2.2 The RDAs have been tasked to deliver a number of mandatory outputs, including a number of Core Outputs; details are at Annex B. Possible components of the Core Outputs are described in Annex A of the Guidance on Corporate Plans issued by DTI.
2.3 The RDAs’ strategic role is to mobilise the actions of key regional and sub-regional partners in the public and private sector, and also in the voluntary and community sector, to support the achievement of regional economic development priorities as agreed in the RES for their region; the priority attached to particular sectors will vary from region to region.
2.4 As authors of the RES, and through their relationships with local economic agents, RDAs are in a natural position to lead and coordinate discussions with partners and to influence the design and delivery of government policy and programmes through working with Departments. RDAs are increasingly active in non-project activities that do not produce traditional outputs, and so capturing this ‘catalytic’ and ‘influencing’ role is essential to full monitoring of RDA performance. As RDAs’ SAV is a key part of their contribution to PSA delivery, it will be identified in RDA Corporate Plans and reporting.
2.5 The RDAs are also required to deliver efficiency savings, rising 2.5% over each year of the Corporate Plan period, and to set out in their Plans details of how the savings will be achieved in terms of the specific outputs that each RDA will aim to achieve and the arrangements by which progress will be monitored.

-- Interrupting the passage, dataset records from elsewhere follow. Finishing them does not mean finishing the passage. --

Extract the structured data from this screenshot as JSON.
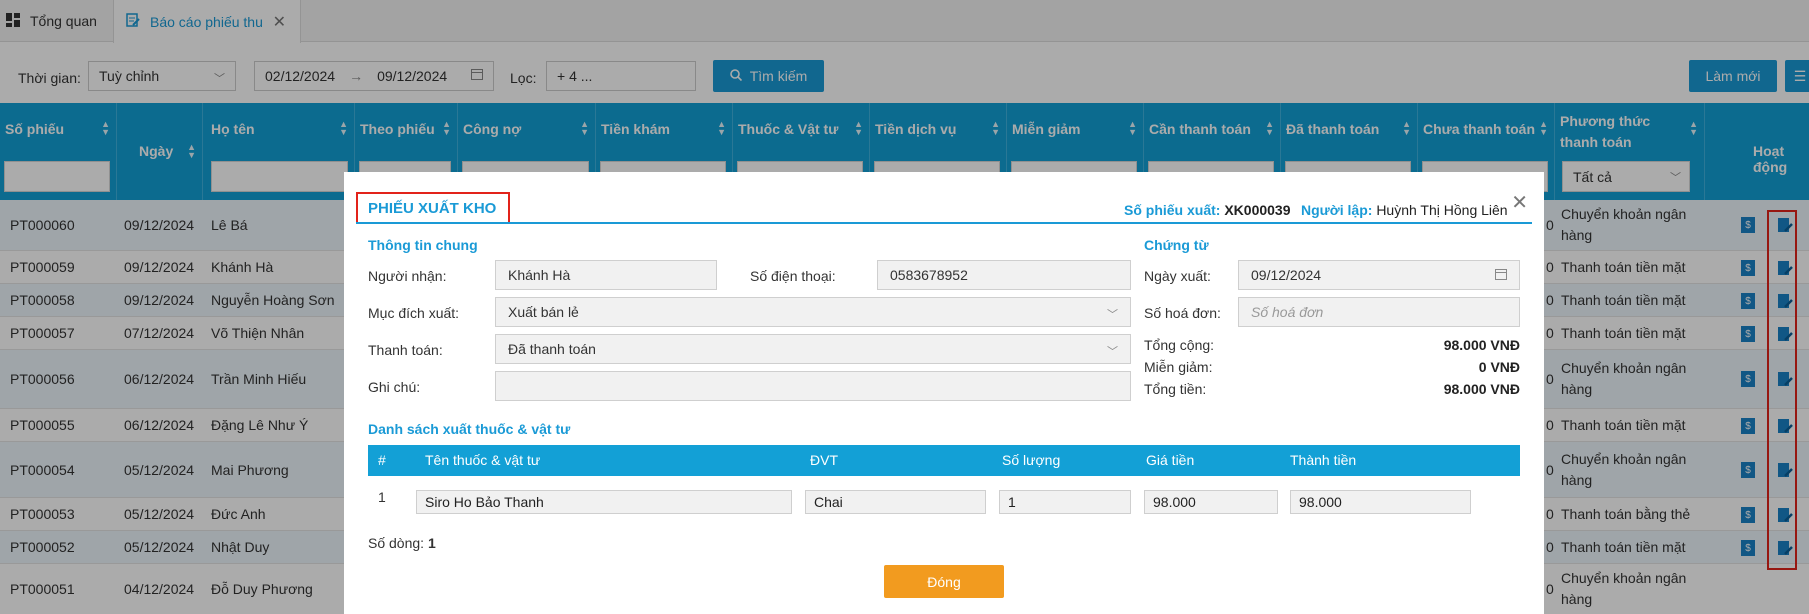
{
  "tabs": [
    {
      "label": "Tổng quan",
      "icon": "dashboard-icon"
    },
    {
      "label": "Báo cáo phiếu thu",
      "icon": "edit-document-icon"
    }
  ],
  "filter": {
    "time_label": "Thời gian:",
    "time_value": "Tuỳ chỉnh",
    "date_from": "02/12/2024",
    "date_arrow": "→",
    "date_to": "09/12/2024",
    "loc_label": "Lọc:",
    "loc_value": "+ 4 ...",
    "search_label": "Tìm kiếm",
    "refresh_label": "Làm mới"
  },
  "table": {
    "columns": [
      "Số phiếu",
      "Ngày",
      "Họ tên",
      "Theo phiếu",
      "Công nợ",
      "Tiền khám",
      "Thuốc & Vật tư",
      "Tiền dịch vụ",
      "Miễn giảm",
      "Cần thanh toán",
      "Đã thanh toán",
      "Chưa thanh toán",
      "Phương thức thanh toán",
      "Hoạt động"
    ],
    "payment_filter": "Tất cả",
    "rows": [
      {
        "id": "PT000060",
        "date": "09/12/2024",
        "name": "Lê Bá",
        "pay": "Chuyển khoản ngân hàng",
        "edge": "0"
      },
      {
        "id": "PT000059",
        "date": "09/12/2024",
        "name": "Khánh Hà",
        "pay": "Thanh toán tiền mặt",
        "edge": "0"
      },
      {
        "id": "PT000058",
        "date": "09/12/2024",
        "name": "Nguyễn Hoàng Sơn",
        "pay": "Thanh toán tiền mặt",
        "edge": "0"
      },
      {
        "id": "PT000057",
        "date": "07/12/2024",
        "name": "Võ Thiện Nhân",
        "pay": "Thanh toán tiền mặt",
        "edge": "0"
      },
      {
        "id": "PT000056",
        "date": "06/12/2024",
        "name": "Trần Minh Hiếu",
        "pay": "Chuyển khoản ngân hàng",
        "edge": "0"
      },
      {
        "id": "PT000055",
        "date": "06/12/2024",
        "name": "Đặng Lê Như Ý",
        "pay": "Thanh toán tiền mặt",
        "edge": "0"
      },
      {
        "id": "PT000054",
        "date": "05/12/2024",
        "name": "Mai Phương",
        "pay": "Chuyển khoản ngân hàng",
        "edge": "0"
      },
      {
        "id": "PT000053",
        "date": "05/12/2024",
        "name": "Đức Anh",
        "pay": "Thanh toán bằng thẻ",
        "edge": "0"
      },
      {
        "id": "PT000052",
        "date": "05/12/2024",
        "name": "Nhật Duy",
        "pay": "Thanh toán tiền mặt",
        "edge": "0"
      },
      {
        "id": "PT000051",
        "date": "04/12/2024",
        "name": "Đỗ Duy Phương",
        "pay": "Chuyển khoản ngân hàng",
        "edge": "0"
      }
    ]
  },
  "modal": {
    "title": "PHIẾU XUẤT KHO",
    "so_phieu_label": "Số phiếu xuất:",
    "so_phieu_value": "XK000039",
    "nguoi_lap_label": "Người lập:",
    "nguoi_lap_value": "Huỳnh Thị Hồng Liên",
    "general_title": "Thông tin chung",
    "nguoi_nhan_label": "Người nhận:",
    "nguoi_nhan_value": "Khánh Hà",
    "sdt_label": "Số điện thoại:",
    "sdt_value": "0583678952",
    "muc_dich_label": "Mục đích xuất:",
    "muc_dich_value": "Xuất bán lẻ",
    "thanh_toan_label": "Thanh toán:",
    "thanh_toan_value": "Đã thanh toán",
    "ghi_chu_label": "Ghi chú:",
    "ghi_chu_value": "",
    "chung_tu_title": "Chứng từ",
    "ngay_xuat_label": "Ngày xuất:",
    "ngay_xuat_value": "09/12/2024",
    "so_hoa_don_label": "Số hoá đơn:",
    "so_hoa_don_placeholder": "Số hoá đơn",
    "tong_cong_label": "Tổng cộng:",
    "tong_cong_value": "98.000 VNĐ",
    "mien_giam_label": "Miễn giảm:",
    "mien_giam_value": "0 VNĐ",
    "tong_tien_label": "Tổng tiền:",
    "tong_tien_value": "98.000 VNĐ",
    "list_title": "Danh sách xuất thuốc & vật tư",
    "list_columns": [
      "#",
      "Tên thuốc & vật tư",
      "ĐVT",
      "Số lượng",
      "Giá tiền",
      "Thành tiền"
    ],
    "items": [
      {
        "no": "1",
        "name": "Siro Ho Bảo Thanh",
        "unit": "Chai",
        "qty": "1",
        "price": "98.000",
        "total": "98.000"
      }
    ],
    "row_count_label": "Số dòng:",
    "row_count_value": "1",
    "close_button": "Đóng"
  },
  "colors": {
    "primary": "#13a0d6",
    "highlight": "#e2231a",
    "accent_button": "#f29b1f"
  }
}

Setting efficiency targets may entail reducing overheads and administrative costs, with the aim of releasing cash to allow more stretching targets to be set with respect to their existing responsibilities or to fund new activities in the future without the need for additional funding.
2.6 Under this Framework the RDAs are required to prepare their Corporate Plans for 2005-08, taking into consideration guidance issued separately by the Department of Trade and Industry, and submit these to DTI by mid-January 2005.